Doctor of Leadership in Global Perspectives: Crafting Ministry in an Interconnected World

You must have chaos within you …

Written by: on April 10, 2013

…to give birth to a dancing star.

(Friedrich Nietzsche)

This weeks reading let us to a book by Margaret J. Wheatley called „Leadership and the new science. Discovering order in a chaotic world.“

Margaret Wheatley provides a different dimension of understanding organizational behavior. Linking quantum physics and chaos theory she asks us to get rid of our mechanistic approach to organization process in better understanding and analyzing the patterns of organization behavior. Chaos within the organization results from both information and the organization interacting with the environment. This chaos leads to order, then growth, as the organization becomes self-analyzing and self-creating.

In this context she also introduced the term αὐτoποίησις from (auto-), meaning “self”, and (poiesis), meaning “creation, production”).

Like in many other steps of her theory she borrows ideas in physics, orgaization- and chaos theory. With the autopoiesis idea she follows Fritjof Capra and Ernst Jantsch thougths on self-organisation.

“The characteristic of living systems to continuously renew themselves and to regulate this process in such a way that the integrity of their structure is maintained” (Jantsch, 1980, 7) as quoted in Wheatley, 1994, p. 20.)


The idea of integrity and individual identity reminded me of Ori Brafman’s and Rod Beckstrom’s „The starfish and the spider- The unstoppable power of leaderless organizations“. In their book with a focus on the analysis of the rise of decentralized organizations they mention the starfish as an example.
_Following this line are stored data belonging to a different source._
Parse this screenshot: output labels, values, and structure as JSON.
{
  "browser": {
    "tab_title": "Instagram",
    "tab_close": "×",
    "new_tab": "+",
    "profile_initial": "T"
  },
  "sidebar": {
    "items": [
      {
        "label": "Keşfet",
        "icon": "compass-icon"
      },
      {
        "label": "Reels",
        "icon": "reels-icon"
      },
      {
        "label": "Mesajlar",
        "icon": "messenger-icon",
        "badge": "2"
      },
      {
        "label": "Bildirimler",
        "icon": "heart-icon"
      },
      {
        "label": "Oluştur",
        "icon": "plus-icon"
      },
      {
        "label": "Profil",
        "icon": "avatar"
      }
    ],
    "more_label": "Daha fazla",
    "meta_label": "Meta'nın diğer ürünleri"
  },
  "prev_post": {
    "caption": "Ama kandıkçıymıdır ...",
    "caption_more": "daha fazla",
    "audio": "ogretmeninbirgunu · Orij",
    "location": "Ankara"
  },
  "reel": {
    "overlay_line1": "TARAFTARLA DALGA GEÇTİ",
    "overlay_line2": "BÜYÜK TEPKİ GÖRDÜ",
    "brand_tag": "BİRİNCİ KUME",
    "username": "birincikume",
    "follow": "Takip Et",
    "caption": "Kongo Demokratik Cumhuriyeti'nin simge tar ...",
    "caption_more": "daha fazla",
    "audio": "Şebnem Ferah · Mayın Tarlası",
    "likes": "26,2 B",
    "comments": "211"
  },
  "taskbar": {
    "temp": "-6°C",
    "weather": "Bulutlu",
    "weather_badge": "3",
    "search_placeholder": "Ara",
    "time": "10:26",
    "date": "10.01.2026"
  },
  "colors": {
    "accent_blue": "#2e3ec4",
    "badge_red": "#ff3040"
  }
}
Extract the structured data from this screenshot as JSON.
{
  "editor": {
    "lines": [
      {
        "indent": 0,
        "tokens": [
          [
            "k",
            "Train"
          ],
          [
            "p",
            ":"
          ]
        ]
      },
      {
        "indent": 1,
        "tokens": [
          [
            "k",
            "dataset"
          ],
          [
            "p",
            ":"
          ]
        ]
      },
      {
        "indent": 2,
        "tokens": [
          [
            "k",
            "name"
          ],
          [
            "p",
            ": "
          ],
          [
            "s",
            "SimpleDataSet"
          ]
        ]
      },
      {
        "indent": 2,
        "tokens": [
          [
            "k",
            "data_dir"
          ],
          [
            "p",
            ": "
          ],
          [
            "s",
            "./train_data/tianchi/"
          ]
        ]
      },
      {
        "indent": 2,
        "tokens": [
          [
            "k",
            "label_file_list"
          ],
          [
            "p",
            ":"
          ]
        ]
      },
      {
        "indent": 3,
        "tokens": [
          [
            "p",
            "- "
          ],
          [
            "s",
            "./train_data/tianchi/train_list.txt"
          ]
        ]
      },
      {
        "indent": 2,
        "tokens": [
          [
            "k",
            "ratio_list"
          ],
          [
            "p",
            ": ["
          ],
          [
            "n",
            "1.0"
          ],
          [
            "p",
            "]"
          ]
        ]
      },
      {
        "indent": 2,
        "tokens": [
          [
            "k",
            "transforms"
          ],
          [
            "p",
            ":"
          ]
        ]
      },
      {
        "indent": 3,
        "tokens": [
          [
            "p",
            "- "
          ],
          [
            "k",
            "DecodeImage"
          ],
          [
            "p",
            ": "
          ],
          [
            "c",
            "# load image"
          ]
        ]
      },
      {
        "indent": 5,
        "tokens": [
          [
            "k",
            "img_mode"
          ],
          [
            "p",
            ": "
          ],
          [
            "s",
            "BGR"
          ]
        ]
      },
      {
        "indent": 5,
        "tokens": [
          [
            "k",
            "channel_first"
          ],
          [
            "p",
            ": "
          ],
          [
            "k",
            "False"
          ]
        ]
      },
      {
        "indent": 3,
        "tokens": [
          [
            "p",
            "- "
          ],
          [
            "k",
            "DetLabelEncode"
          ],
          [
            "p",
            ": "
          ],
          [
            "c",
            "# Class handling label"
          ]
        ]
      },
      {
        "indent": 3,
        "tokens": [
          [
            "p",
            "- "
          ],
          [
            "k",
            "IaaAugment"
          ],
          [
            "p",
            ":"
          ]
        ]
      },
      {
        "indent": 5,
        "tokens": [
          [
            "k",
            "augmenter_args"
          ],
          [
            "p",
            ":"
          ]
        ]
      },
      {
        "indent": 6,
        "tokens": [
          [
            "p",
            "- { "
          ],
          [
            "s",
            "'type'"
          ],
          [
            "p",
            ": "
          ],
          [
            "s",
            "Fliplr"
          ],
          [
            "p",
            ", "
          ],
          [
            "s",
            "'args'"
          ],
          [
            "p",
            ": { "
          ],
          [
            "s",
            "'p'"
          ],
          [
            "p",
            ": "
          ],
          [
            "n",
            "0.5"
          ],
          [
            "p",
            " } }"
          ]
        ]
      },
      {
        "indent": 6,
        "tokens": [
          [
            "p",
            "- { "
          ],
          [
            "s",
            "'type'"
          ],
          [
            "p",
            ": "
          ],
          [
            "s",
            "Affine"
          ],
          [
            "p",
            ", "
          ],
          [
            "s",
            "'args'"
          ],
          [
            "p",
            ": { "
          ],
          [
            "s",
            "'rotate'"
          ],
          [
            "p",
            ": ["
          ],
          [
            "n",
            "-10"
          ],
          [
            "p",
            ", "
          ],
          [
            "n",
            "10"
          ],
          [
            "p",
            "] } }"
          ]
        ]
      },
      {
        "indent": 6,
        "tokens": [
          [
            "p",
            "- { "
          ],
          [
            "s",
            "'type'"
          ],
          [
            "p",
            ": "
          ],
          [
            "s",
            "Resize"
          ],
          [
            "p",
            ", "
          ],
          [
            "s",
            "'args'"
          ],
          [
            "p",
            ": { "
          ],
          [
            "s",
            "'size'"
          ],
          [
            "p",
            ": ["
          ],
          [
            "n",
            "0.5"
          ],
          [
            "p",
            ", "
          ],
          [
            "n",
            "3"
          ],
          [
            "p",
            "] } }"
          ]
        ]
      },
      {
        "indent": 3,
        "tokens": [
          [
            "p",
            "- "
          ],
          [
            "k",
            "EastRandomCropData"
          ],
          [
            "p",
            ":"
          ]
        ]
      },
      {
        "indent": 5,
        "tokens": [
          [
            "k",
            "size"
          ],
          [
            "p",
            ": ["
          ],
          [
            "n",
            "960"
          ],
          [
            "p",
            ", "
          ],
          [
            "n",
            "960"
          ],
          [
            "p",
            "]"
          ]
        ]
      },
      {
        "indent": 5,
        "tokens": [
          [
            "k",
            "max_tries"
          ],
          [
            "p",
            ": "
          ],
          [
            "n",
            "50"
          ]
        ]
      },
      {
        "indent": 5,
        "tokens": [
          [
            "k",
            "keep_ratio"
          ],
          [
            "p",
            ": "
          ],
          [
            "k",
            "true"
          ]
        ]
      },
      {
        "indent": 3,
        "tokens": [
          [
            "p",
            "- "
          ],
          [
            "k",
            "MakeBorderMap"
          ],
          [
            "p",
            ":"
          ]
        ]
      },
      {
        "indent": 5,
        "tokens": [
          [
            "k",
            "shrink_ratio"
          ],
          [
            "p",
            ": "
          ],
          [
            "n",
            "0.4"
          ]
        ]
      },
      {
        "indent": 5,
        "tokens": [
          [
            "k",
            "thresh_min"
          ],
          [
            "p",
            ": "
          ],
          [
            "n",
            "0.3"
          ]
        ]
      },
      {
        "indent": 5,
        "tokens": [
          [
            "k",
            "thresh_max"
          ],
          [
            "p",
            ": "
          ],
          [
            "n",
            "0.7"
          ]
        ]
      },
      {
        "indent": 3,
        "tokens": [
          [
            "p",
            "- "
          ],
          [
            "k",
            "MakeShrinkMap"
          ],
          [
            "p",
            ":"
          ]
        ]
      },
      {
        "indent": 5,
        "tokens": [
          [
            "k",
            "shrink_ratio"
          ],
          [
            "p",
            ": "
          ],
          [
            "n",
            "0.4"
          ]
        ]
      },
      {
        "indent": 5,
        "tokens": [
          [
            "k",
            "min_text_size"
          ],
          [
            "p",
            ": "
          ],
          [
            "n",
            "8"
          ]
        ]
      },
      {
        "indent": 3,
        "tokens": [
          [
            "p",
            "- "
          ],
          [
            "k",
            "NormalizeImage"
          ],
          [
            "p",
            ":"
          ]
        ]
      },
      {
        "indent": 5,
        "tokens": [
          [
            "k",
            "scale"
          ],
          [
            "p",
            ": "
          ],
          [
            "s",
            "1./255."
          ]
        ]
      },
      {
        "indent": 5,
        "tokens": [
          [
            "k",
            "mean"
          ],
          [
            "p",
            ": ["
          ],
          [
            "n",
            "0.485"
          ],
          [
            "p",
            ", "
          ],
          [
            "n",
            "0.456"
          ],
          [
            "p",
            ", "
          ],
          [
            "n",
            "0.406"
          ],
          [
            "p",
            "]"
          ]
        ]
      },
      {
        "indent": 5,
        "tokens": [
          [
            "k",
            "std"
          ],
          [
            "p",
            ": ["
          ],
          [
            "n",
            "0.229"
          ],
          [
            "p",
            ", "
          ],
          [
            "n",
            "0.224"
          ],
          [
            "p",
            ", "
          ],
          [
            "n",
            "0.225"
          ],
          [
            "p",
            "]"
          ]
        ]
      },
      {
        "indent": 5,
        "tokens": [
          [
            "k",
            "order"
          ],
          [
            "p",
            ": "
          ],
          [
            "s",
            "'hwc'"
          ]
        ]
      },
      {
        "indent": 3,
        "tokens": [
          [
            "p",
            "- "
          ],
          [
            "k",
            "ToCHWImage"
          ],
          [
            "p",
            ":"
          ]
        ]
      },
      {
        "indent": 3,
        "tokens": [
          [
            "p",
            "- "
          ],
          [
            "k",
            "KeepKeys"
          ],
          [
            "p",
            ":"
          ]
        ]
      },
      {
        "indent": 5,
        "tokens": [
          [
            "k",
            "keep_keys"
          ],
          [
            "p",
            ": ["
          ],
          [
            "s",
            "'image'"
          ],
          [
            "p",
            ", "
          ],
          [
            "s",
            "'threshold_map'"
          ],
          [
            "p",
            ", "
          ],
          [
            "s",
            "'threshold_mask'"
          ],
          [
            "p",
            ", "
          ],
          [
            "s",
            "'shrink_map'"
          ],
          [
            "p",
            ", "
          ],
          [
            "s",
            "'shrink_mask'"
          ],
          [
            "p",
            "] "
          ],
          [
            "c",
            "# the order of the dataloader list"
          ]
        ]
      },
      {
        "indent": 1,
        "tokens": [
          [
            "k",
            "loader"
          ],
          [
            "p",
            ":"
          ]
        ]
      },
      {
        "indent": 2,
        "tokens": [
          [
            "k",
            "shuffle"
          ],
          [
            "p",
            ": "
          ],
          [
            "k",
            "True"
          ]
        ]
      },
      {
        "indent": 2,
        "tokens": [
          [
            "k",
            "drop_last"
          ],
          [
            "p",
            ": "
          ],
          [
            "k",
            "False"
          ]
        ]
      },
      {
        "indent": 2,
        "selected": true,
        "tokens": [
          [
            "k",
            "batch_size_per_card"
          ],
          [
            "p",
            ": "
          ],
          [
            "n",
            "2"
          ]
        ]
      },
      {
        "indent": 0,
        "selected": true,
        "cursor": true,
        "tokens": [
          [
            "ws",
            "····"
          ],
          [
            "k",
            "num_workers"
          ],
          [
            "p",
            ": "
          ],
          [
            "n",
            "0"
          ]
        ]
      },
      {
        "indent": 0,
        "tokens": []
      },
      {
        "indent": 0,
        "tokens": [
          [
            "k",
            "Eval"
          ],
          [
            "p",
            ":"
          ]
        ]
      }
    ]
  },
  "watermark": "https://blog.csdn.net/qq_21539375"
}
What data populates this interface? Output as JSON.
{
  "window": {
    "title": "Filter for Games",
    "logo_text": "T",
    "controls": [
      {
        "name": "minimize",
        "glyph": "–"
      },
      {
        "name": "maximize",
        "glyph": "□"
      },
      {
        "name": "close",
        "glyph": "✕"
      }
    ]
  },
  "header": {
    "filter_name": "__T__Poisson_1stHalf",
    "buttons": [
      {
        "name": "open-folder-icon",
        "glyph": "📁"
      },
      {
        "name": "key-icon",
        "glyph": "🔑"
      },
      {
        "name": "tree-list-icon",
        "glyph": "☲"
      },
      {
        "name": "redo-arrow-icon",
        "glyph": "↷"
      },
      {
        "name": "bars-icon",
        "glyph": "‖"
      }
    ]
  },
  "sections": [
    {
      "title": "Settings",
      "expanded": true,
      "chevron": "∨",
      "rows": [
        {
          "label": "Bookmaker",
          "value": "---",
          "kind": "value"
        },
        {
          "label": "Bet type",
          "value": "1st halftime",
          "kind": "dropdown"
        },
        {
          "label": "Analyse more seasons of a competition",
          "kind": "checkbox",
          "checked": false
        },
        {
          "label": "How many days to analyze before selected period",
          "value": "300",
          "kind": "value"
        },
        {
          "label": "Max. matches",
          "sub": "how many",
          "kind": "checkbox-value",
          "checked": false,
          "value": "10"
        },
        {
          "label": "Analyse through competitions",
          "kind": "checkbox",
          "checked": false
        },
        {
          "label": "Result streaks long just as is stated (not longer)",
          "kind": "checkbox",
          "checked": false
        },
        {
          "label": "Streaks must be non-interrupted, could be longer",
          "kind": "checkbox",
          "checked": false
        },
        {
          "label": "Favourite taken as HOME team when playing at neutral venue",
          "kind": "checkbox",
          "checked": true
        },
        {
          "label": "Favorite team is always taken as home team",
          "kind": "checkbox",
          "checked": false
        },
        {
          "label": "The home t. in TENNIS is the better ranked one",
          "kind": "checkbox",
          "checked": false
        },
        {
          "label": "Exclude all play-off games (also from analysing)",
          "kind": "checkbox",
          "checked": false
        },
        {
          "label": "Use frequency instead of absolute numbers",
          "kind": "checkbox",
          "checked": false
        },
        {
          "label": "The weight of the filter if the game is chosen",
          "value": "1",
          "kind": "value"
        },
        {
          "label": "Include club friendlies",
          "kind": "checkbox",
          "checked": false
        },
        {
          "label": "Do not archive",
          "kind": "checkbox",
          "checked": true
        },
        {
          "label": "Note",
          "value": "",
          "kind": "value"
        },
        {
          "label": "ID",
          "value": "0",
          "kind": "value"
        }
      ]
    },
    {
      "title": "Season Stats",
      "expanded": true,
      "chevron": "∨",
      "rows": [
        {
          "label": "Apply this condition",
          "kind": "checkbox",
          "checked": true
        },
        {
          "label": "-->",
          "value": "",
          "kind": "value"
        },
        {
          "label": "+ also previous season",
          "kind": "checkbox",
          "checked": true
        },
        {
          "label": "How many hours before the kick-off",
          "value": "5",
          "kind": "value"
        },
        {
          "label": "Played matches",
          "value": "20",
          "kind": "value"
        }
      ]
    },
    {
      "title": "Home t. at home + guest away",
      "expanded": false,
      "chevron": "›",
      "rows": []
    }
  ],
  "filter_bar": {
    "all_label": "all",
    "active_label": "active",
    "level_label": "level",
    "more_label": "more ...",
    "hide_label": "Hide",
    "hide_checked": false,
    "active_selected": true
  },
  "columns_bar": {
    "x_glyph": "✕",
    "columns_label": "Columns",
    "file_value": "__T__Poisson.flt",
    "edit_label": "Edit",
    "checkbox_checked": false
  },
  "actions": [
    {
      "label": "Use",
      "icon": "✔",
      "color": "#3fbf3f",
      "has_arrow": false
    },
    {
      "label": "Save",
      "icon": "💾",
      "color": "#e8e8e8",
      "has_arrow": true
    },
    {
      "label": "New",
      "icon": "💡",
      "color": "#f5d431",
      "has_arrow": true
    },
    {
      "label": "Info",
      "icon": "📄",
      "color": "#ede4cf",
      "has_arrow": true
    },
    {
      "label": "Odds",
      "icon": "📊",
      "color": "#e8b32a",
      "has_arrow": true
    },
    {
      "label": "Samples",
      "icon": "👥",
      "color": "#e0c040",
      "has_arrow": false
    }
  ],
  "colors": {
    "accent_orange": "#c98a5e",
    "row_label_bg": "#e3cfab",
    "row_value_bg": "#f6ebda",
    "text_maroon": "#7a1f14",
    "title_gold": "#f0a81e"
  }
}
If a spider’s leg is cut off, it’s crippled; if its head is cut off, it dies. But a starfish’s leg is cut off, it grows a new one, and the old leg can grow into an entirely new starfish.



In their books Brafman and Beckstrom advertise a leadership style of what they call a “catalyst,” people who create decentralized organizations.  Some of their abiblities are: Relational skills, desire to help, emotional intelligence, trust, inspiration, tolerance from ambiguitly and most important: A hands-off approach combined with an ability to let go. After building up a decentralized organization, catalysts move on, rather than trying to take control.

In the “rules” for catalysts, Brafman and Beckstrom set, they always prefer chaos over structure.  (Network effect, power of chaos, free destribution of knowledge and power).

Margaret J. Wheatly draws the same conclusion:To Wheatly chaos is the key to a lot of our structural problems in organizations itself and in leadership.

But Wheatly is not suggesting chaos as the approval for the uproar of laissez-faire or anything-goes. She finds a certain order even in chaos. From this natural stabilities she derives some of organizational and leadership technical hints. She states that one can not see order in chaos from moment to moment, that chaos breeds self-organization and creativity and that complexity arises from simplicity.

Wheatleys definition of chaos is closely linked to physics and chaos theory.

I was wondering more in a philosophical or even theological dimension.

Chaos is the opposite of kosmos, the greek term for (world-) order or Universe.

Right in Genesis and the story of creation a chaotic state is mentioned: “And the earth was without form, and void.“ (Gen 1:2 KJV). „Without form and void“ is the transfer of the Hebrewתֹהוּ וָבֹהוּ (tohuwawohu). In the next verse we read: „And the Spirit of God moved upon the face of the waters.“ (Gen 1:3 KJV). God’s spirit and chaos do not necessarily contract each other.

I was wondering if this theological turn could be fruitful to leadership models in church contexts…

And that lead me to the question:

Is there already a substantiated leadership theory, which is based on “new science” of current organization theories, especially decentralized forms and which is at the same time theologically founded and biblically reflected?